How do you draw the line on how much diversity is needed? No matter where you put it, someone is going to have hurt feelings. Unless you don’t put it anywhere, and just let natural legal forces map an ethical course. I would rather have an ethical judge than one who favored me because of my all-American Caucasian features, which tend towards the appearance of an Englishman. What if I got an Irish judge when I was being sued by Patrick Murphy?

Since this is the San Francisco Bay Area, the article also notes an emerging problem with the status of gay, lesbian, bisexual, and transgender attorneys. What that problem would be I haven’t a clue, and I don’t want to know. Do they learn different law? Do these diverse attorneys and judges find litigants more or less worthy because of their ethnic or sexual status? If any do, including first, last, and always the white ones now a majority at the California bar, they should be forthwith disbarred. Ethics (and competence) over diversity any day.
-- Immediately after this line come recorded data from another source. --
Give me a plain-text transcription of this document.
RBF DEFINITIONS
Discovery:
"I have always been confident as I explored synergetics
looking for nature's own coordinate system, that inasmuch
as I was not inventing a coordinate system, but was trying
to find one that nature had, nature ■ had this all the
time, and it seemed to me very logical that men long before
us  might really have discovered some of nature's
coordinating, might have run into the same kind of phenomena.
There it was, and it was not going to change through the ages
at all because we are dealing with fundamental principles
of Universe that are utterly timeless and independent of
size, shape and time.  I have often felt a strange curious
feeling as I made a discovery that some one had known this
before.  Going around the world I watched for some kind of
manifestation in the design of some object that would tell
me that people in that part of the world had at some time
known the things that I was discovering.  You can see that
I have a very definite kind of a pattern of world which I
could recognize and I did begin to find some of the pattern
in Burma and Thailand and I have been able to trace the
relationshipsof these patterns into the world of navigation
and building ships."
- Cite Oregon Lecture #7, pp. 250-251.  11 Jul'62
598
But according to the authors of this cry for lawyer diversity, “We must adapt or become irrelevant to our clients and the community at large.”

How to adapt? “The first step to any meaningful change is serious self-examination. With this goal, the Santa Clara County Bar Association has appointed a blue-ribbon commission to address diversity issues in the legal profession in the Silicon Valley. Our society is changing and innovating, and the legal profession must begin to move to meet the demographic, business and professional demands of the future.”

Translation. They don’t have a clue.

However, I’ll bet that at some point they will put out a demand for lower standards for minorities in law schools and the professions. They will say, without blushing, and without saying “affirmative action,” that what the legal profession needs is less educated, less capable lawyers, who should be selected, compensated, and promoted at a higher rate than their white colleagues. The legal profession will fall all over themselves loving the idea, and trust that the Supreme Court, basic economics, and common sense will save them from themselves.

Meanwhile, the most capable of the minorities, for example the Chinese and other Asian ethnic groups that place a high value on education, will continue to ignore the legal profession and go into science, medicine, electronics, engineering, and other high-paying, hard-subject matter professions. And pray when they have to go to court that their judge didn’t get put on the bench through an affirmative action program, and resents that all the top students he competed against before law school were Asians.

In all the concern for ethnic, sexual, and gender diversity, there is one glaring omission. There is never a call for political diversity, even though almost all educators and journalists are liberals, and most of them are Democrats. Further, almost all defense attorneys, regardless of ethnicity, pledge their lives, fortunes, and their sacred honor to the Democratic party, lest the specter of tort reform raise its fearful head above the land.

Wow, a defense attorney contributing to a Republican, that would be a real diversity breakthrough!